日常生活や社会生活において、注意散漫、過剰な活動性、そして衝動性のコントロール困難によって「苦労している」と感じられる場合は、医療機関を受診することをおすすめします。
- 学業成績が伸び悩みを見せている方
- 転職を重ね、なかなか職を継続できない方
- 昇進や配置転換によって業務に付いていけなくなってしまった方
このような事態に陥っている場合は、ADHDの可能性が高いと言えるでしょう。ぜひ一度受診をご検討ください。
ただし、子供の場合は自分で症状に気づくことが難しいため、保護者が子供の様子を注意深く観察することが重要です。ADHDに関する知識を深めた上で、子供の行動を丁寧に見守ることで、ADHDを疑わせる症状があるかどうかを見極めることができるはずです。
ADHDの診断方法
ADHDの診断には、主に知能検査(WAIS-IVなど)と詳細な問診が用いられます。 医療機関では、国際的な診断基準に基づき、知能検査や綿密な問診を実施してADHDの有無を判断します。
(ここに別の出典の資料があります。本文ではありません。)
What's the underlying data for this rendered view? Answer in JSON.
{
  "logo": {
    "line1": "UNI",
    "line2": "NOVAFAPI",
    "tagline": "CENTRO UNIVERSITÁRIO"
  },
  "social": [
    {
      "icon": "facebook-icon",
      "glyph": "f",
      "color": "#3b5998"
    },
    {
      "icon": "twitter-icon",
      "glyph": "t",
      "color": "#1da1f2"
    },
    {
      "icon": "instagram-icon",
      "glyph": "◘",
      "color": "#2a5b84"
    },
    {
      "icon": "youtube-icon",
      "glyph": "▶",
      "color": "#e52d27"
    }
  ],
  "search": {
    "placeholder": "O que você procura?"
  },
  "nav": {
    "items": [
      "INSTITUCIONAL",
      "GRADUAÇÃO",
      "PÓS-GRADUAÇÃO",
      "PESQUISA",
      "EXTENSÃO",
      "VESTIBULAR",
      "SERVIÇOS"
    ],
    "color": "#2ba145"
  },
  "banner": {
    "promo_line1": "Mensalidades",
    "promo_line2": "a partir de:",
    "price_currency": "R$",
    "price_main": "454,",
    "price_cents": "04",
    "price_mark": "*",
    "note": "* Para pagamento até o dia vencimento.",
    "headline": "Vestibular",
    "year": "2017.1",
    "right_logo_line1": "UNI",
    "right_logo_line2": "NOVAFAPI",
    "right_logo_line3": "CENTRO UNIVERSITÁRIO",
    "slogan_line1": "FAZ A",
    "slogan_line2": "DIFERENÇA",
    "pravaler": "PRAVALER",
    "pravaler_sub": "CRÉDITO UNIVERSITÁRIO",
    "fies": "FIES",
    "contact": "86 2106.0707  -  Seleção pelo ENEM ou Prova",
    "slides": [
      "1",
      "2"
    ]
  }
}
ただし、一度の検査や受診のみでは確定診断を下すことは難しく、複数回の受診を経て総合的に診断されるケースがほとんどです。
ADHDへの治療アプローチ
ADHDへの治療法には、以下のようなものがあります。
1.薬物療法
- メチルフェニデート
- アトモキセチン
- グアンファシン
2.認知行動療法
- 感情や行動のセルフコントロール能力を養う
- 子供の場合は、適切な行動に対する報酬システムを活用
3.カウンセリング
- 個人カウンセリング
オーダーメイドのアプローチ - 集団療法
同じ悩みを持つ人々との交流と自己理解の促進
薬物療法では、一般的にメチルフェニデート、アトモキセチン、グアンファシンといった薬剤が処方されます。これらは医師が必要と判断した場合にのみ処方され、実際に服用すると「集中力が向上した」「衝動をコントロールできるようになった」といった効果が期待できることがわかっています。
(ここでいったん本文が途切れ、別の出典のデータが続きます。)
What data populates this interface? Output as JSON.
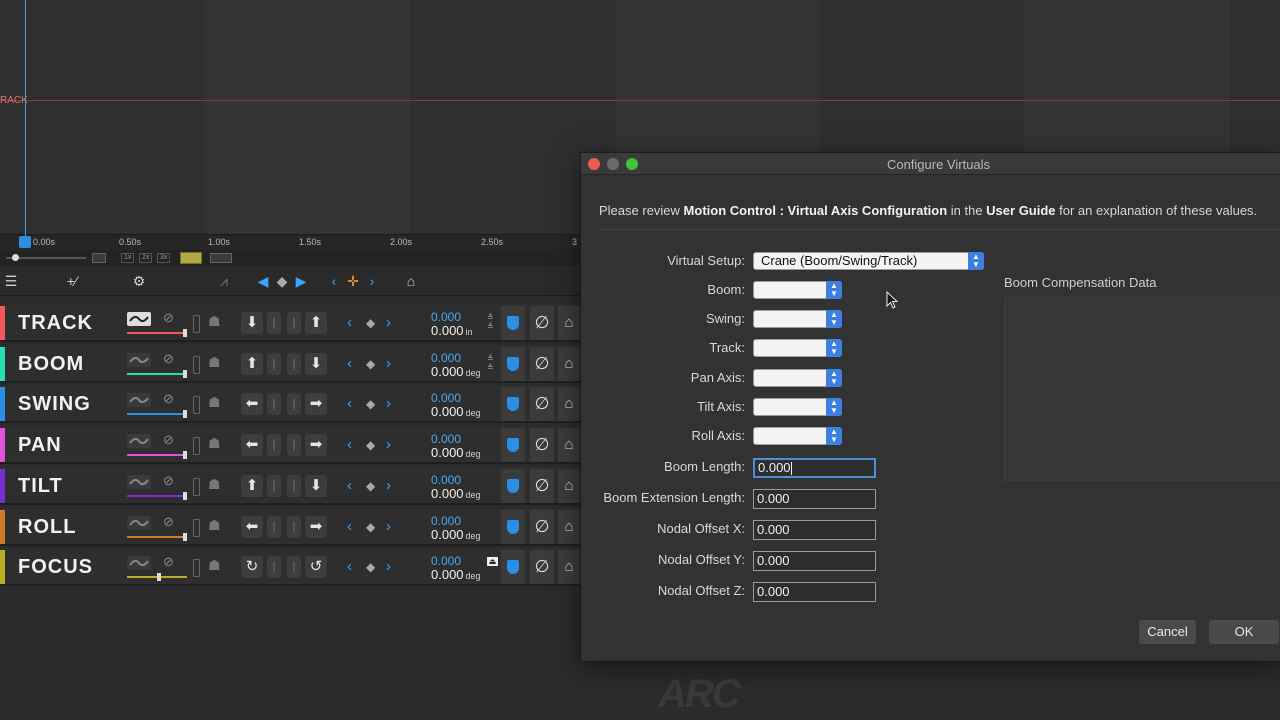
{
  "timeline": {
    "graph_label": "RACK",
    "ruler_ticks": [
      "0.00s",
      "0.50s",
      "1.00s",
      "1.50s",
      "2.00s",
      "2.50s",
      "3"
    ],
    "zoom_buttons": [
      "1x",
      "2x",
      "3x"
    ]
  },
  "toolbar": {
    "add_curve": "+",
    "nav_prev": "◀",
    "nav_key": "◆",
    "nav_next": "▶"
  },
  "channels": [
    {
      "name": "TRACK",
      "color": "#f25a5a",
      "v1": "0.000",
      "v2": "0.000",
      "unit": "in",
      "jog": [
        "⬇",
        "⬆"
      ]
    },
    {
      "name": "BOOM",
      "color": "#26e0b4",
      "v1": "0.000",
      "v2": "0.000",
      "unit": "deg",
      "jog": [
        "⬆",
        "⬇"
      ]
    },
    {
      "name": "SWING",
      "color": "#2b8fe6",
      "v1": "0.000",
      "v2": "0.000",
      "unit": "deg",
      "jog": [
        "⬅",
        "➡"
      ]
    },
    {
      "name": "PAN",
      "color": "#e052d8",
      "v1": "0.000",
      "v2": "0.000",
      "unit": "deg",
      "jog": [
        "⬅",
        "➡"
      ]
    },
    {
      "name": "TILT",
      "color": "#7a2ed0",
      "v1": "0.000",
      "v2": "0.000",
      "unit": "deg",
      "jog": [
        "⬆",
        "⬇"
      ]
    },
    {
      "name": "ROLL",
      "color": "#d07a2a",
      "v1": "0.000",
      "v2": "0.000",
      "unit": "deg",
      "jog": [
        "⬅",
        "➡"
      ]
    },
    {
      "name": "FOCUS",
      "color": "#b8b020",
      "v1": "0.000",
      "v2": "0.000",
      "unit": "deg",
      "jog": [
        "↻",
        "↺"
      ]
    }
  ],
  "logo": "ARC",
  "dialog": {
    "title": "Configure Virtuals",
    "intro_pre": "Please review ",
    "intro_bold1": "Motion Control : Virtual Axis Configuration",
    "intro_mid": " in the ",
    "intro_bold2": "User Guide",
    "intro_post": " for an explanation of these values.",
    "virtual_setup_label": "Virtual Setup:",
    "virtual_setup_value": "Crane (Boom/Swing/Track)",
    "axis_selects": [
      {
        "label": "Boom:",
        "value": ""
      },
      {
        "label": "Swing:",
        "value": ""
      },
      {
        "label": "Track:",
        "value": ""
      },
      {
        "label": "Pan Axis:",
        "value": ""
      },
      {
        "label": "Tilt Axis:",
        "value": ""
      },
      {
        "label": "Roll Axis:",
        "value": ""
      }
    ],
    "text_fields": [
      {
        "label": "Boom Length:",
        "value": "0.000"
      },
      {
        "label": "Boom Extension Length:",
        "value": "0.000"
      },
      {
        "label": "Nodal Offset X:",
        "value": "0.000"
      },
      {
        "label": "Nodal Offset Y:",
        "value": "0.000"
      },
      {
        "label": "Nodal Offset Z:",
        "value": "0.000"
      }
    ],
    "compensation_title": "Boom Compensation Data",
    "cancel_label": "Cancel",
    "ok_label": "OK"
  },
  "colors": {
    "accent": "#3aa3ff",
    "close": "#ee5a52",
    "minimize": "#6b6b6b",
    "zoom": "#3fc43f"
  }
}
ただし、薬物療法はあくまでADHDの症状を一時的に抑制するためのものであり、根本的な改善は見込めません。しかし、つらい症状を和らげてくれるという意味で大きな恩恵があると言えるでしょう。
一方の認知行動療法は、薬剤に頼ることなく、自らの感情や行動をコントロールできるようになることを目指す治療法です。 子供への認知行動療法では、適切な行動をした際に賞賛やご褒美を与えることで、望ましい行動を促し、自己制御力を身につけさせます。
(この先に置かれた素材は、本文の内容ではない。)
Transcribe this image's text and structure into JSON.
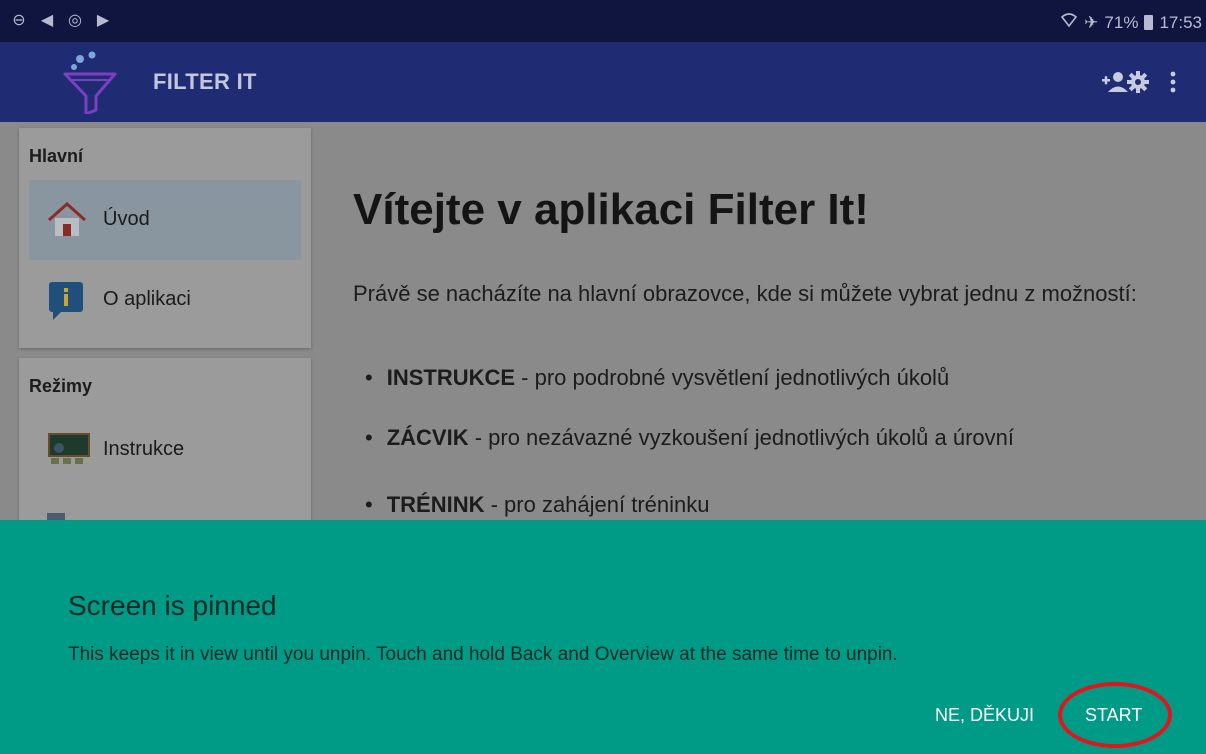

認知行動療法は、医療機関における個人カウンセリングや集団療法の形で実践されます。個人カウンセリングは、一人ひとりに合わせたきめ細かい対応が可能で、プライバシーを重視する方や寄り添った対応を希望する方に適しています。一方の集団療法は、同じ悩みを抱える仲間と症状を共有し、相互理解を深めながら対処法を学ぶことができます。
治療受けるメリット
ADHDの適切な治療を受けることで、多くの恩恵が期待できます。 それでは、ADHDの治療によってどのようなメリットがあるのか、ご説明しましょう。
集中力の向上で学業成績が伸びる
- 集中力の向上による成績アップ
- ストレスの軽減
ADHDでつらいのは、注意力が持続しないことです。気が散りばらけて集中できず、ストレスがたまりやすくなります。周囲から理解を得られないと、余計に集中力が奪われてしまうことも。 しかし、治療を受けて集中力が持続できるようになれば、勉強に熱心に取り組めるようになり、自ずと成績が上がっていくでしょう。気を散らすこともなく集中できる環境は極めて重要で、注意されることも減少するはずです。
仕事ぶりが良好になり、評価も向上する
- 業務効率の改善
- 長期的な就業の安定
ADHDの治療を経て集中力が付けば、業務の生産性が高まり、能率も上がってくるでしょう。仕事ぶりが良好であれば、上司や同僚からの評価も自然と上がっていきます。ADHDの症状に悩まされることなく、やりがいを持って仕事に専念できるようになり、同一企業に長く勤めることができるようになるはずです。
まとめ
ADHDに悩む方は非常に多いものの、医療機関での受診に踏み切る方はごくわずかです。 もし先に挙げた症状に該当し、日常生活や社会生活において困難を感じている方がおられましたら、一度受診をご検討ください。 適切な治療を受けることで、生活の質が飛躍的に向上する可能性があるのです。